Industrie/Négoce

Polyuréthane : un retour à la normale prévu pour début 2018

Le Syndicat national des polyuréthanes a annoncé vendredi 30 juin lors d’un point presse que la situation « compliquée » que connaît le secteur des panneaux d’isolant PU se résoudrait en fin d’année avant un retour à la normale début 2018.

L’année 2017 s’annonçait florissante pour les producteurs et les vendeurs de panneaux d’isolation thermique en mousse rigide de polyuréthane : après une année 2016 à 25,5 millions de m2 vendus, le redécollage confirmé du secteur de la construction avait fait bondir la demande au 1er trimestre (7 millions de m2) permettant d’envisager des chiffres tournant autour de 28 millions de m2 en fin d’année. Et puis…la tuile. Le MDI, composant essentiel des panneaux d’isolant en polyuréthane vient à manquer suite à des accidents industriels (1). Et tout se bloque : informés les constructeurs commandent par anticipation et en masse pour s’assurer d’être livrés, les délais de livraison s’allongent (3 à 4 mois) et les prix flambent. Les mots « pénurie » et « crise » font leur apparition.

Même si le Syndicat national des polyuréthanes n’aime pas ce dernier mot. « Aujourd’hui, nous avons banni le mot crise », a lancé Hervé Fellmann, président du SNPU lors d’un point presse vendredi 30 juin. « Nous préférons parler de situation compliquée ».
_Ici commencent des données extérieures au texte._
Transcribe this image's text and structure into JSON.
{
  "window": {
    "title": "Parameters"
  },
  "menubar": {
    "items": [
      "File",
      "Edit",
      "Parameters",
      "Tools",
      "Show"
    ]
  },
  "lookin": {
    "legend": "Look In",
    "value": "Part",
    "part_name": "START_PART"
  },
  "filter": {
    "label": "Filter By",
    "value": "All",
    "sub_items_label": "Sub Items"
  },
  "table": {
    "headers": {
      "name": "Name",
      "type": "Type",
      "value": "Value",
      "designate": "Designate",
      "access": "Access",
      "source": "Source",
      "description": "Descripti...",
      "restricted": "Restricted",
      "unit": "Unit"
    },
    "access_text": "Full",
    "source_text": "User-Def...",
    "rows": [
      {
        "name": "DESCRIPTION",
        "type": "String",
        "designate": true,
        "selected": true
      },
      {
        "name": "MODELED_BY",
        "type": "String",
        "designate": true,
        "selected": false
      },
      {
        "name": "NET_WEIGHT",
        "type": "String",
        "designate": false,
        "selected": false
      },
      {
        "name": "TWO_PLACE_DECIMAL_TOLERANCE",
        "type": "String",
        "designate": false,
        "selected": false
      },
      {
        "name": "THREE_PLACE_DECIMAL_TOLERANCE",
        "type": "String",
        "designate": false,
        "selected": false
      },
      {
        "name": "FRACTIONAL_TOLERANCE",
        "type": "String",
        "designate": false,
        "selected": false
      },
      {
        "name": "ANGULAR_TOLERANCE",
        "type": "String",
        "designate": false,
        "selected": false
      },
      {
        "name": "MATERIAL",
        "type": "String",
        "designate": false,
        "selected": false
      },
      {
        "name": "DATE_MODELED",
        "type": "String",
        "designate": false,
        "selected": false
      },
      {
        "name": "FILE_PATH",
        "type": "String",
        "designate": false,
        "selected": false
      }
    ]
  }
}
Voire très compliquée. « Concrètement, sauf nouvel incident industriel, on espère une amélioration de la disponibilité après l’été et un retour à la normale progressif pour le dernier trimestre 2017, début 2018 », a ainsi confirmé Hervé Fellmann.
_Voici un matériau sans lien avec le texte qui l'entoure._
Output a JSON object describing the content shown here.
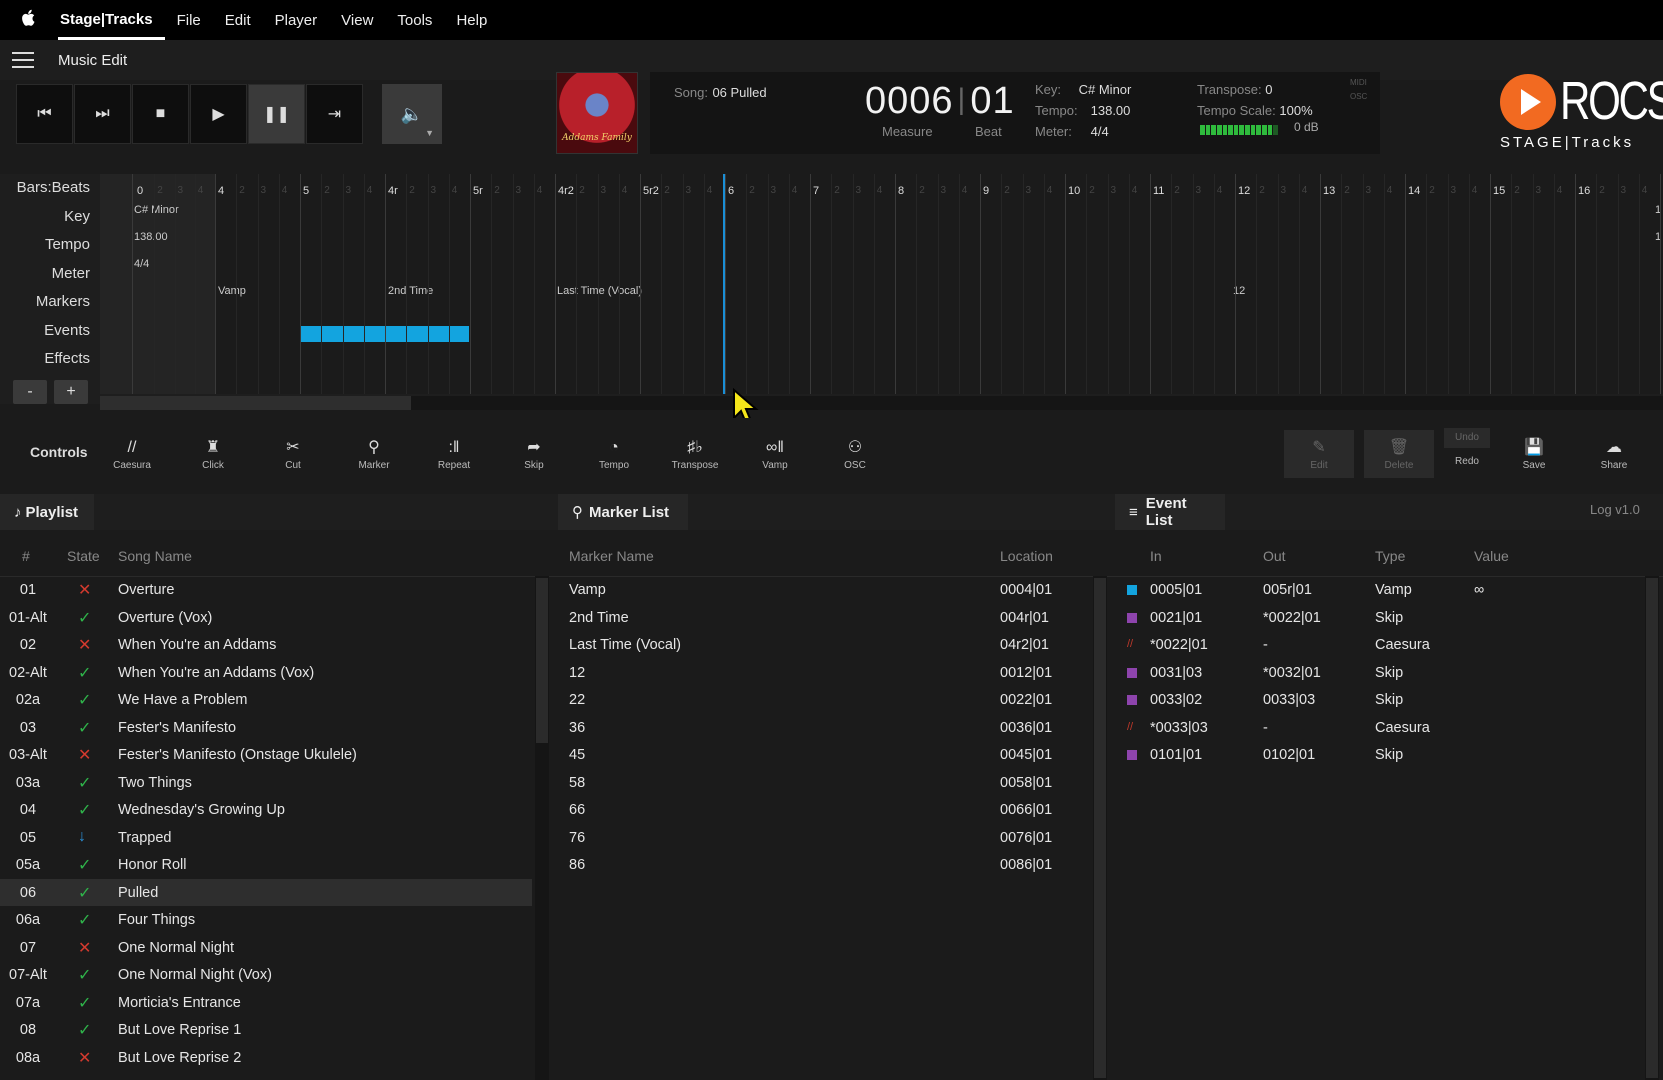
{
  "menubar": {
    "apple": "",
    "app_name": "Stage|Tracks",
    "menus": [
      "File",
      "Edit",
      "Player",
      "View",
      "Tools",
      "Help"
    ]
  },
  "window": {
    "title": "Music Edit"
  },
  "transport": {
    "buttons": [
      {
        "name": "skip-to-start",
        "icon": "⏮"
      },
      {
        "name": "next-song",
        "icon": "⏭"
      },
      {
        "name": "stop",
        "icon": "■"
      },
      {
        "name": "play",
        "icon": "▶"
      },
      {
        "name": "pause",
        "icon": "❚❚"
      },
      {
        "name": "skip-to-end",
        "icon": "⇥"
      }
    ],
    "volume_icon": "🔈"
  },
  "album_cover": {
    "text": "Addams Family"
  },
  "song_info": {
    "song_label": "Song:",
    "song_value": "06 Pulled",
    "measure": "0006",
    "beat": "01",
    "measure_label": "Measure",
    "beat_label": "Beat",
    "key_label": "Key:",
    "key_value": "C# Minor",
    "tempo_label": "Tempo:",
    "tempo_value": "138.00",
    "meter_label": "Meter:",
    "meter_value": "4/4",
    "transpose_label": "Transpose:",
    "transpose_value": "0",
    "tempo_scale_label": "Tempo Scale:",
    "tempo_scale_value": "100%",
    "db_value": "0 dB",
    "level_fraction": 0.9,
    "midi_label": "MIDI",
    "osc_label": "OSC"
  },
  "logo": {
    "name": "ROCS",
    "subtitle": "STAGE|Tracks",
    "brand_color": "#f26a21"
  },
  "timeline": {
    "row_labels": [
      "Bars:Beats",
      "Key",
      "Tempo",
      "Meter",
      "Markers",
      "Events",
      "Effects"
    ],
    "key_value": "C# Minor",
    "tempo_value": "138.00",
    "meter_value": "4/4",
    "bar_labels": [
      "0",
      "4",
      "5",
      "4r",
      "5r",
      "4r2",
      "5r2",
      "6",
      "7",
      "8",
      "9",
      "10",
      "11",
      "12",
      "13",
      "14",
      "15",
      "16",
      "1"
    ],
    "beat_labels": [
      "2",
      "3",
      "4"
    ],
    "markers": [
      "Vamp",
      "2nd Time",
      "Last Time (Vocal)",
      "12"
    ],
    "right_edge_labels": [
      "1",
      "1"
    ],
    "playhead_color": "#1a8fd6",
    "event_color": "#13a4df",
    "zoom_out": "-",
    "zoom_in": "+"
  },
  "controls": {
    "label": "Controls",
    "tools": [
      {
        "name": "caesura",
        "label": "Caesura",
        "icon": "//"
      },
      {
        "name": "click",
        "label": "Click",
        "icon": "♜"
      },
      {
        "name": "cut",
        "label": "Cut",
        "icon": "✂"
      },
      {
        "name": "marker",
        "label": "Marker",
        "icon": "⚲"
      },
      {
        "name": "repeat",
        "label": "Repeat",
        "icon": ":‖"
      },
      {
        "name": "skip",
        "label": "Skip",
        "icon": "➦"
      },
      {
        "name": "tempo",
        "label": "Tempo",
        "icon": "◔"
      },
      {
        "name": "transpose",
        "label": "Transpose",
        "icon": "♯♭"
      },
      {
        "name": "vamp",
        "label": "Vamp",
        "icon": "∞‖"
      },
      {
        "name": "osc",
        "label": "OSC",
        "icon": "⚇"
      }
    ],
    "edit_label": "Edit",
    "delete_label": "Delete",
    "undo_label": "Undo",
    "redo_label": "Redo",
    "save_label": "Save",
    "share_label": "Share"
  },
  "playlist": {
    "title": "Playlist",
    "columns": [
      "#",
      "State",
      "Song Name"
    ],
    "rows": [
      {
        "num": "01",
        "state": "x",
        "name": "Overture"
      },
      {
        "num": "01-Alt",
        "state": "ok",
        "name": "Overture (Vox)"
      },
      {
        "num": "02",
        "state": "x",
        "name": "When You're an Addams"
      },
      {
        "num": "02-Alt",
        "state": "ok",
        "name": "When You're an Addams (Vox)"
      },
      {
        "num": "02a",
        "state": "ok",
        "name": "We Have a Problem"
      },
      {
        "num": "03",
        "state": "ok",
        "name": "Fester's Manifesto"
      },
      {
        "num": "03-Alt",
        "state": "x",
        "name": "Fester's Manifesto (Onstage Ukulele)"
      },
      {
        "num": "03a",
        "state": "ok",
        "name": "Two Things"
      },
      {
        "num": "04",
        "state": "ok",
        "name": "Wednesday's Growing Up"
      },
      {
        "num": "05",
        "state": "down",
        "name": "Trapped"
      },
      {
        "num": "05a",
        "state": "ok",
        "name": "Honor Roll"
      },
      {
        "num": "06",
        "state": "ok",
        "name": "Pulled"
      },
      {
        "num": "06a",
        "state": "ok",
        "name": "Four Things"
      },
      {
        "num": "07",
        "state": "x",
        "name": "One Normal Night"
      },
      {
        "num": "07-Alt",
        "state": "ok",
        "name": "One Normal Night (Vox)"
      },
      {
        "num": "07a",
        "state": "ok",
        "name": "Morticia's Entrance"
      },
      {
        "num": "08",
        "state": "ok",
        "name": "But Love Reprise 1"
      },
      {
        "num": "08a",
        "state": "x",
        "name": "But Love Reprise 2"
      }
    ],
    "selected_index": 11
  },
  "marker_list": {
    "title": "Marker List",
    "columns": [
      "Marker Name",
      "Location"
    ],
    "rows": [
      {
        "name": "Vamp",
        "location": "0004|01"
      },
      {
        "name": "2nd Time",
        "location": "004r|01"
      },
      {
        "name": "Last Time (Vocal)",
        "location": "04r2|01"
      },
      {
        "name": "12",
        "location": "0012|01"
      },
      {
        "name": "22",
        "location": "0022|01"
      },
      {
        "name": "36",
        "location": "0036|01"
      },
      {
        "name": "45",
        "location": "0045|01"
      },
      {
        "name": "58",
        "location": "0058|01"
      },
      {
        "name": "66",
        "location": "0066|01"
      },
      {
        "name": "76",
        "location": "0076|01"
      },
      {
        "name": "86",
        "location": "0086|01"
      }
    ]
  },
  "event_list": {
    "title": "Event List",
    "log": "Log v1.0",
    "columns": [
      "In",
      "Out",
      "Type",
      "Value"
    ],
    "rows": [
      {
        "swatch": "#13a4df",
        "in": "0005|01",
        "out": "005r|01",
        "type": "Vamp",
        "value": "∞"
      },
      {
        "swatch": "#8e44ad",
        "in": "0021|01",
        "out": "*0022|01",
        "type": "Skip",
        "value": ""
      },
      {
        "swatch": "caesura",
        "in": "*0022|01",
        "out": "-",
        "type": "Caesura",
        "value": ""
      },
      {
        "swatch": "#8e44ad",
        "in": "0031|03",
        "out": "*0032|01",
        "type": "Skip",
        "value": ""
      },
      {
        "swatch": "#8e44ad",
        "in": "0033|02",
        "out": "0033|03",
        "type": "Skip",
        "value": ""
      },
      {
        "swatch": "caesura",
        "in": "*0033|03",
        "out": "-",
        "type": "Caesura",
        "value": ""
      },
      {
        "swatch": "#8e44ad",
        "in": "0101|01",
        "out": "0102|01",
        "type": "Skip",
        "value": ""
      }
    ]
  }
}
En attendant les entrepreneurs gèrent en mettant les bâtiments hors d’eau avec la pose des parre-vapeur. Voire changent d’isolant, « quelques rares cas à notre connaissance », d’après Hervé Fellmann.

Quant à l’industrie du MDI, elle s’organise pour augmenter la production. Deux nouveaux sites de production devraient ouvrir en 2018. Mais lancer un nouveau site, ce n’est pas simple et cela prend du temps, comme l’a expliqué François Laurent de Covestro France : « Il faut 2 à 3 ans entre le démarrage d’un site industriel et une production à plein régime. Et cela représente des investissements énormes de plusieurs centaines de millions d’euros. Même pour des groupes comme Covestro qui génère près de 12 mds € de chiffre d’affaires par an, c’est compliqué ». Covestro qui devrait d’ailleurs augmenter sa production de 200.000 tonnes supplémentaires au 2e semestre 2018 dans un de ses sites en Allemagne.
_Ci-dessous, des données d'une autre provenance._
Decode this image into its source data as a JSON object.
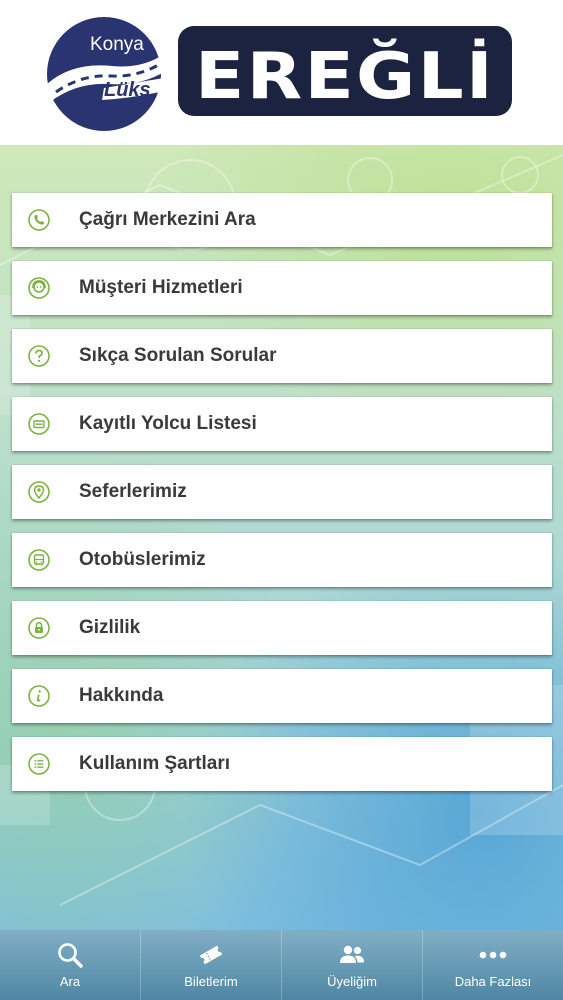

Hervé Fellmann qui a comparé la situation à un tunnel, dit « apercevoir la lumière au bout ». Il a une bonne vue.

 

 

 

 

(1) Le manque de capacité actuelle des producteurs de MDI en Europe est estimé à environ 850 000 tonnes pour une capacité annuelle d’environ 2,3 millions de tonnes , soit un manque de 35 à 40%.